The difference between dark and milk chocolate is generally based on additives; dark chocolate is more cocoa-based, while milk chocolate is diluted with milks, creams, and sugars. Generally for those with milk allergies and a lactose intolerance, reaching for a dark chocolate bar seems like the way to go.

Unfortunately, though, the FDA found otherwise. Researchers tested 94 different bars of dark chocolate and found that 61 percent of them contained milk. The problem is that only six of the bars actually listed milk as an ingredient on the label. This is a huge concern to consumers with allergies or other dietary restrictions who are relying on labels to inform them of whether an item "may contain milk," or whether it's "lactose free" or "vegan." According to researchers, even with these labels, there's still a pretty decent chance you're going to get some lactose all up in your candy bar.

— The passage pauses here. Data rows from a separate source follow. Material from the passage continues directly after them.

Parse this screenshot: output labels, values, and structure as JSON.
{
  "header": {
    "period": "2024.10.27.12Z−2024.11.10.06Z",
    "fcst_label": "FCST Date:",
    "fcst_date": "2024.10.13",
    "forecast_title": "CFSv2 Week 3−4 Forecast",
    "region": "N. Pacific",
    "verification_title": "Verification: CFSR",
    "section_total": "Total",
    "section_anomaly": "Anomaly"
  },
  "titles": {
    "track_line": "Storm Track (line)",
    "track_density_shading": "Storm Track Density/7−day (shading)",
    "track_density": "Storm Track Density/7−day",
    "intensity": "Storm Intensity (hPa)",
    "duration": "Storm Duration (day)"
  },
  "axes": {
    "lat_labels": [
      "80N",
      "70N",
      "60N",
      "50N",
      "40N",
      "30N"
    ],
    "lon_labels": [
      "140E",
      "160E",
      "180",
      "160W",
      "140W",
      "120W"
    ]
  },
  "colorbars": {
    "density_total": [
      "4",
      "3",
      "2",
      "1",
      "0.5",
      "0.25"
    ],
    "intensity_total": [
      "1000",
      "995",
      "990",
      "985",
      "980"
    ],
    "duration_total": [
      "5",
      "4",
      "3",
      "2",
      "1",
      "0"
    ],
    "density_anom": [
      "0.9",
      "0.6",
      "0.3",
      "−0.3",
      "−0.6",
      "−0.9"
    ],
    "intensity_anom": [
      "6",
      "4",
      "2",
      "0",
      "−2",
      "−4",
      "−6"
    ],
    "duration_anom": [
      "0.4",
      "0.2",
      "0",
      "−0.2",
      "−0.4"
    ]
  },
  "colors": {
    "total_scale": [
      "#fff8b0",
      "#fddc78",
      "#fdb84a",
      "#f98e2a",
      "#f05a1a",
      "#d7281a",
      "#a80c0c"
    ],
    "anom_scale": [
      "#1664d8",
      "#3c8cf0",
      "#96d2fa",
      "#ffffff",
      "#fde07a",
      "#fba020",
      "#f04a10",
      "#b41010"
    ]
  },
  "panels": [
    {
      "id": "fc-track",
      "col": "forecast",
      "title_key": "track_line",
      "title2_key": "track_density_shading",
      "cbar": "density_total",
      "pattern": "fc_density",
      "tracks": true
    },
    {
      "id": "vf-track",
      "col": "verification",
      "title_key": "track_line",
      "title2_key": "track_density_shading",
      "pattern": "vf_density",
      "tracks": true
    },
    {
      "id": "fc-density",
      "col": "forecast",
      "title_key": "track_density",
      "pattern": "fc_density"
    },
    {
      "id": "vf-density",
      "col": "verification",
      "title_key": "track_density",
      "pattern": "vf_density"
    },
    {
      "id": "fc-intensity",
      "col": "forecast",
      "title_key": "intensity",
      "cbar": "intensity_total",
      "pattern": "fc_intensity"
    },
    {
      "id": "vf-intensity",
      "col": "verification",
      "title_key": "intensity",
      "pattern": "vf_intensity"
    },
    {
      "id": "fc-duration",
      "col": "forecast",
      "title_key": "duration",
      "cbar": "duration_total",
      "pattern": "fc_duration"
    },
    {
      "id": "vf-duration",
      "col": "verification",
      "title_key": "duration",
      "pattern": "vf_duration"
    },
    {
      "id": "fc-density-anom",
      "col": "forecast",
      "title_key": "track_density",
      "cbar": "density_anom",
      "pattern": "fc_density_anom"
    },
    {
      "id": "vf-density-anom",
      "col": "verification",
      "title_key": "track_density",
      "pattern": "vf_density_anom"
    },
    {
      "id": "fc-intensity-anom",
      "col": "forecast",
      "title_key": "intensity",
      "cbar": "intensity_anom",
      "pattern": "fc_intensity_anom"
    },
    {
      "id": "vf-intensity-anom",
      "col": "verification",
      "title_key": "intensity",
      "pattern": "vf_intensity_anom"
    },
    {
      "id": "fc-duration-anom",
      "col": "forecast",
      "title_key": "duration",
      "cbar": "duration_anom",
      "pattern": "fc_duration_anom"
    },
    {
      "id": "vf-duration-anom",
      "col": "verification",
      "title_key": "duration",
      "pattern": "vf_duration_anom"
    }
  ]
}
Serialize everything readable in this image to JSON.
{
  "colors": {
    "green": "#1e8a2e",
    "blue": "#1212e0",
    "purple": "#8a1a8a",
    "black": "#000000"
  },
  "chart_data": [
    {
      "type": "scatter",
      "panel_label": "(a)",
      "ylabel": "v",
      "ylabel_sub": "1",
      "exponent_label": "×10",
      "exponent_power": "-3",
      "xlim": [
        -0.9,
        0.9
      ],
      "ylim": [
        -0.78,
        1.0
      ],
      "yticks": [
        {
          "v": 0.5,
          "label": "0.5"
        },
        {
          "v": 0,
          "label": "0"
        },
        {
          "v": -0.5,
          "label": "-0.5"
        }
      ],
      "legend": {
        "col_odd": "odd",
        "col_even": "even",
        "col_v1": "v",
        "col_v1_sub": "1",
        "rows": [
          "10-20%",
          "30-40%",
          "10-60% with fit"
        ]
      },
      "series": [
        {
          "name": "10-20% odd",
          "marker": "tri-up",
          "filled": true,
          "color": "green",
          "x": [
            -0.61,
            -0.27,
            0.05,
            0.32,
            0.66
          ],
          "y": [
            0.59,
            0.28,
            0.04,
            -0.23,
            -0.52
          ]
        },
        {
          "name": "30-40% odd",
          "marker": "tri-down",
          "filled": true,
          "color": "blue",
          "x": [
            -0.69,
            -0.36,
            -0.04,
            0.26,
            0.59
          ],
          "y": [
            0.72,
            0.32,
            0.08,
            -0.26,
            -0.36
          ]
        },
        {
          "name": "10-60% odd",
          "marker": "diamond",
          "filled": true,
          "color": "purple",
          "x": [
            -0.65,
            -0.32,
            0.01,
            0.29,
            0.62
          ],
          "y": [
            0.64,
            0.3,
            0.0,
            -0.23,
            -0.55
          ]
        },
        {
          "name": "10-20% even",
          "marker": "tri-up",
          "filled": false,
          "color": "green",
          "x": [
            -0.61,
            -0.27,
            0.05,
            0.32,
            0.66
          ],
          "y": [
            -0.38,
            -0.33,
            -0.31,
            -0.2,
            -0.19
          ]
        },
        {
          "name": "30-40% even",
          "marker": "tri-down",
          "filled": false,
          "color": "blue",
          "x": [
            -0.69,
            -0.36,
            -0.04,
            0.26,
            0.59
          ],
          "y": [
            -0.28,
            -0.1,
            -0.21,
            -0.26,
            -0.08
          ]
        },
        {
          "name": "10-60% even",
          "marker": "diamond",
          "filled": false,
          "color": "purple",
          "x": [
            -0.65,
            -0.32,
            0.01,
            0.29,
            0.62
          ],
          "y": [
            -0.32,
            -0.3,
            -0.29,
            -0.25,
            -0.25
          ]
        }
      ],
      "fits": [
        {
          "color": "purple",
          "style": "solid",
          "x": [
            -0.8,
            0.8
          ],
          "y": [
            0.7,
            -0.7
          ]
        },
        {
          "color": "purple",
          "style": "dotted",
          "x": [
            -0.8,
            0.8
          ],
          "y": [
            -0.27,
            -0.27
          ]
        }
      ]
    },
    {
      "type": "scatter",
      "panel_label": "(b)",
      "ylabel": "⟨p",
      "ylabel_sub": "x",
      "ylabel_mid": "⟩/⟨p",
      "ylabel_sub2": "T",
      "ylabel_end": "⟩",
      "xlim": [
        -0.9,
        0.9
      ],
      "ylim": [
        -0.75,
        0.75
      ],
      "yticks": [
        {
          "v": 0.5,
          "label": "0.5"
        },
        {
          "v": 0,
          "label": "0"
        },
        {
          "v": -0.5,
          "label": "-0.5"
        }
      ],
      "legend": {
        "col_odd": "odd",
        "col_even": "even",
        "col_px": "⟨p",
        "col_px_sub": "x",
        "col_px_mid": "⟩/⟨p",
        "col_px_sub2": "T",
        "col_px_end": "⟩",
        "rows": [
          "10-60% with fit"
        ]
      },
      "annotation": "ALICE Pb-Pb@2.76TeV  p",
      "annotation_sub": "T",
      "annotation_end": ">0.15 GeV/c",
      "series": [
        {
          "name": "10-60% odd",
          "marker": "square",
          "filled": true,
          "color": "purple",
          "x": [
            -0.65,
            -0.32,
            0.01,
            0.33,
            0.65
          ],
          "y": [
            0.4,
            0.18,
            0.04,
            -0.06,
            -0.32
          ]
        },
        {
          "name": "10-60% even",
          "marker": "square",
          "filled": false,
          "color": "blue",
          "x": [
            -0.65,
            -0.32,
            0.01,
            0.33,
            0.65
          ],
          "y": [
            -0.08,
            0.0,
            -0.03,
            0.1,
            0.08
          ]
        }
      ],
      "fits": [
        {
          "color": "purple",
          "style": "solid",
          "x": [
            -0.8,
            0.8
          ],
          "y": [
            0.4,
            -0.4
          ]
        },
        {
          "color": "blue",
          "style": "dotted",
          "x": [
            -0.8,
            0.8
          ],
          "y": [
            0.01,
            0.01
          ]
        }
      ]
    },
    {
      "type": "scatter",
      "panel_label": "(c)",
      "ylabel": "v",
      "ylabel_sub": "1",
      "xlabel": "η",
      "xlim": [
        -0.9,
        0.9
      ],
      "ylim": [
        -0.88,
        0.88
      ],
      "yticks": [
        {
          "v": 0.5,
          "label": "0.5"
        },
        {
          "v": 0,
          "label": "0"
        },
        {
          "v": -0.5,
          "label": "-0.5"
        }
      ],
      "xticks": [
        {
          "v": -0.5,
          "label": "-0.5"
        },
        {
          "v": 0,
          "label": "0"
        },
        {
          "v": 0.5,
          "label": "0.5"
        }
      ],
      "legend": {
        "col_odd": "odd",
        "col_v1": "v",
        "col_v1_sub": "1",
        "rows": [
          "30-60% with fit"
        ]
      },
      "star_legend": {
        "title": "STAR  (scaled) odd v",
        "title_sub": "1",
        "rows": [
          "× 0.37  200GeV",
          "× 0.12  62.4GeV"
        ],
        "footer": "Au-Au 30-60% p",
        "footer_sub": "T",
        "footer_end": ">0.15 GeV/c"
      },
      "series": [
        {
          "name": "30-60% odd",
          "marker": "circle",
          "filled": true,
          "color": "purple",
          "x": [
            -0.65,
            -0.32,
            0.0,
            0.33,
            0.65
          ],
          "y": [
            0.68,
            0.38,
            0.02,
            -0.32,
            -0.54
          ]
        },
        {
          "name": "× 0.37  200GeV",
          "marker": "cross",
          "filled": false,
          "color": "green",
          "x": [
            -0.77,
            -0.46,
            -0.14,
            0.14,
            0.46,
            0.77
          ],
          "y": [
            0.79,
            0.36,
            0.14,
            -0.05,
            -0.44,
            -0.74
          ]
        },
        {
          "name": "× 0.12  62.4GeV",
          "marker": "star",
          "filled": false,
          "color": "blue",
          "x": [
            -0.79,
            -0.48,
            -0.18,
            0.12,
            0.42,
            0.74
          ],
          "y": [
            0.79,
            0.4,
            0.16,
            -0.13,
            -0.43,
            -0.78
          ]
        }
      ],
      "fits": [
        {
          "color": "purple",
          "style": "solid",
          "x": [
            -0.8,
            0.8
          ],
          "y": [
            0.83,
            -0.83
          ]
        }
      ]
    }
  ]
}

If you have a lactose allergy, or are just concerned about being deceived by a label, here are some words and phrases to watch out for:

1. "May Contain Milk"

Labels like "may contain dairy" or "may contain traces of milk" usually mean that you're getting some cow juice in ya. "FDA found that milk was present in three out of every four dark chocolate products with one of these advisory statements," the study reports. "Some products had milk levels as high as those found in products that declared the presence of milk."

2. "Dairy Free"

A label pronouncing that the chocolate beneath is "dairy free" or "lactose free" might be worth taking with a grain of salt. According to the study, the FDA found milk in 15 percent of dark chocolate products labeled "dairy free" and in 25 percent of those labeled "vegan."

3. No Mention Of Milk

Much like a someone with a hickey at work or seeing our ex on the train, just because we don't talk about it doesn't mean it isn't there. “'Milk-allergic consumers should be aware that 33 percent of the dark chocolates with no mention of milk anywhere on the label were, in fact, found to contain milk," said Stefano Luccioli, M.D., a senior medical advisor at FDA.

The FDA is currently pushing for ways to address the findings of the study. However, in the meantime, experts advise those with lactose intolerance or other dietary restrictions to understand the risks involved with consuming dark chocolate, even when the label says it's okay.